Mr Mead made an unpromising start to the term, acquiring his nickname (Runny) only following the happy coincidence of a head cold with his lesson on Magna Carta. His ‘relevant’ style of history teaching is amusing; in comparing mediaeval minstrelsy to rap music he displayed almost parental levels of ignorance regarding the latter, and there’s a touching naivety about his request that pupils ‘read round’ his subject over the holidays. But he must work at his eccentricities if he is to succeed; loud shirts do not a character make, and there’s a whiff of both pathos and the midnight oil about that oft repeated ‘I once met Dr David Starkey’ anecdote. His attempts at discipline are commendably half-hearted, his lectures to miscreants more likely to inspire amusement at his mixed metaphors than the customary fear. Lacking the charisma for excellence or the application for mediocrity, Mr Mead fits right in.
Adrian Fry

Arnold’s first term cannot be said to have been an unalloyed success. Public schools such as Rugby have their own traditions, and he has been rather slow to settle into them. Some of the fellows, especially the sixth form, have not taken kindly to being recruited for duties properly the work of the servants and beaks. Arnold, whose previous teaching experience has been confined to private tutoring, has yet to appreciate the value of a liberal curriculum; if a fellow cannot learn to enjoy his bottle and his woman while he is here, he will hardly be equipped for life in Parliament or Empire. However, his intentions are good, if a little preachy, and if he can relax a little and be rather less zealous to put his stamp on an institution that does not need it, he may yet learn to be a sound upholder of our vigorous traditions.
Noel Petty

Mr Rantipole althow he has lived throogh alot of history like the last senchury and everything dosent seem to no much about it even the intresting bits like wars so what he is alwais going on about is ishoos and asking qwestions which is why he makes us fale our exams. If he told us things like ansers we woud pass and get better leege tables and speshul mezures and offsteds all round but he dosent he just goes on about what we woud like to put in mooseums and what shud we do with old mining places and if ski slopes are the anser or shud it be Meadowhall and the roll of women which he brings into everything. He wont let us do propper history like the Da Vinci Cowd and needs decent trainers and some hair-gel and shud try alot harder.
D.A. Prince

Classroom management: Stubbs must learn that control need not mean domination. He should also understand that sarcasm is a tool of elitist oppression. At the same time he would do well to recognise that his attempts to be ‘one of the guys’ are ineffective and embarrassing. ‘Cool’ and ‘wicked’ are no longer ‘now’ words.

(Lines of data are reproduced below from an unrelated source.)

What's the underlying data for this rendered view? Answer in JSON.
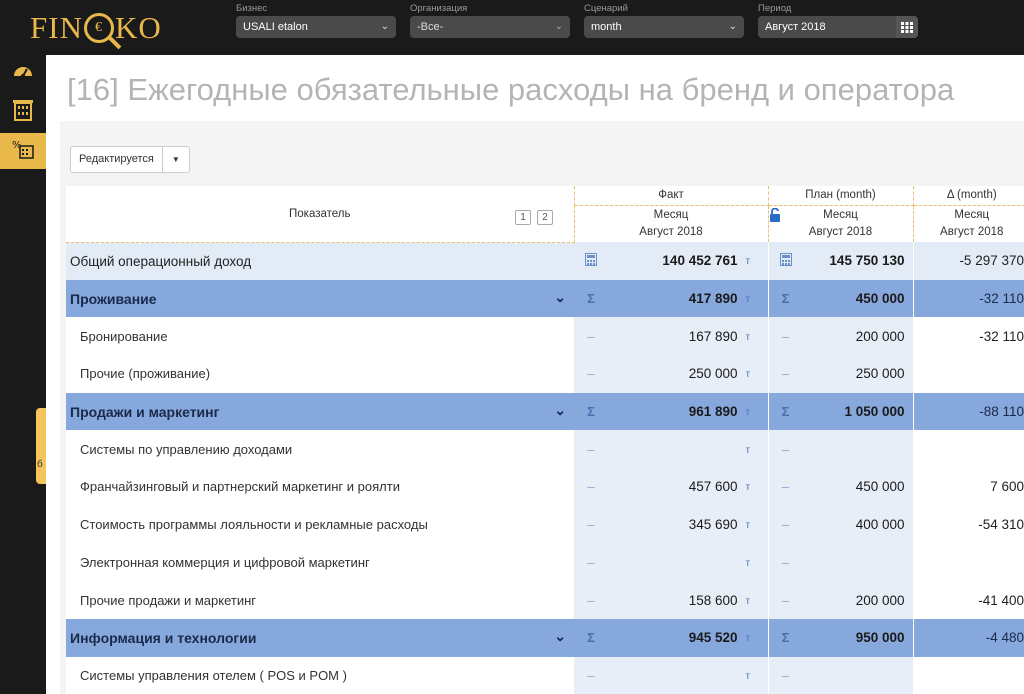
{
  "brand": {
    "logo_left": "FIN",
    "logo_right": "KO",
    "logo_mark": "€"
  },
  "filters": [
    {
      "label": "Бизнес",
      "value": "USALI etalon"
    },
    {
      "label": "Организация",
      "value": "-Все-"
    },
    {
      "label": "Сценарий",
      "value": "month"
    },
    {
      "label": "Период",
      "value": "Август 2018"
    }
  ],
  "page_title": "[16] Ежегодные обязательные расходы на бренд и оператора",
  "edit_button": "Редактируется",
  "side_tab": "б",
  "table": {
    "header": {
      "indicator": "Показатель",
      "pages": [
        "1",
        "2"
      ],
      "fact": "Факт",
      "plan": "План (month)",
      "delta": "Δ (month)",
      "month": "Месяц",
      "period": "Август 2018"
    },
    "unit": "т",
    "rows": [
      {
        "type": "op",
        "name": "Общий операционный доход",
        "fact": "140 452 761",
        "plan": "145 750 130",
        "delta": "-5 297 370"
      },
      {
        "type": "grp",
        "name": "Проживание",
        "fact": "417 890",
        "plan": "450 000",
        "delta": "-32 110"
      },
      {
        "type": "sub",
        "name": "Бронирование",
        "fact": "167 890",
        "plan": "200 000",
        "delta": "-32 110"
      },
      {
        "type": "sub",
        "name": "Прочие (проживание)",
        "fact": "250 000",
        "plan": "250 000",
        "delta": ""
      },
      {
        "type": "grp",
        "name": "Продажи и маркетинг",
        "fact": "961 890",
        "plan": "1 050 000",
        "delta": "-88 110"
      },
      {
        "type": "sub",
        "name": "Системы по управлению доходами",
        "fact": "",
        "plan": "",
        "delta": ""
      },
      {
        "type": "sub",
        "name": "Франчайзинговый и партнерский маркетинг и роялти",
        "fact": "457 600",
        "plan": "450 000",
        "delta": "7 600"
      },
      {
        "type": "sub",
        "name": "Стоимость программы лояльности и рекламные расходы",
        "fact": "345 690",
        "plan": "400 000",
        "delta": "-54 310"
      },
      {
        "type": "sub",
        "name": "Электронная коммерция и цифровой маркетинг",
        "fact": "",
        "plan": "",
        "delta": ""
      },
      {
        "type": "sub",
        "name": "Прочие продажи и маркетинг",
        "fact": "158 600",
        "plan": "200 000",
        "delta": "-41 400"
      },
      {
        "type": "grp",
        "name": "Информация и технологии",
        "fact": "945 520",
        "plan": "950 000",
        "delta": "-4 480"
      },
      {
        "type": "sub",
        "name": "Системы управления отелем ( POS и POM )",
        "fact": "",
        "plan": "",
        "delta": ""
      }
    ]
  }
}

Teaching: Frankly, he has been coasting all year. His notes are obviously recycled and he has made little effort to master the latest developments. He would do well to heed his own advice and ‘try the Internet’.

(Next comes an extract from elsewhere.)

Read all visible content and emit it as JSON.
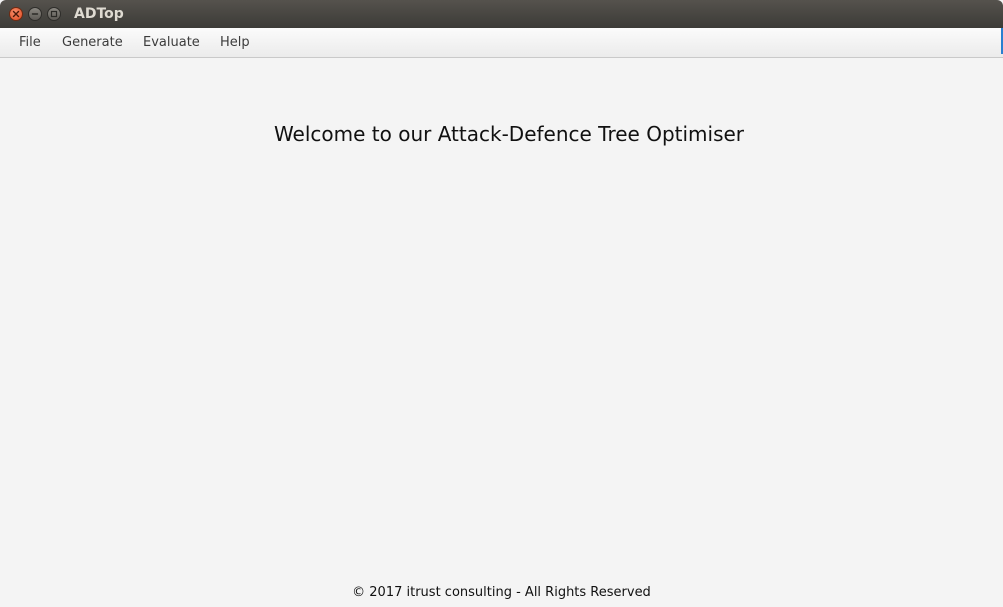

General: While not entirely a hopeless case, Stubbs must try harder if he is not to fall below an acceptable level of pedagogy. He could make a start by reviewing his personal appearance. He seems to think that wearing an ink-stained tweed jacket reeking of tobacco smoke is some kind of post-modern ironic statement. It isn’t.
W.J. Webster

No. 2383: Torquemada

This week’s torture is to supply a poem, preferably with rhymes, in which each line contains an anagram (more than one word can be involved; e.g. ‘Adonis said no’ is OK). Maximum 14 lines. Entries to ‘Competition No. 2383’ by 10 March.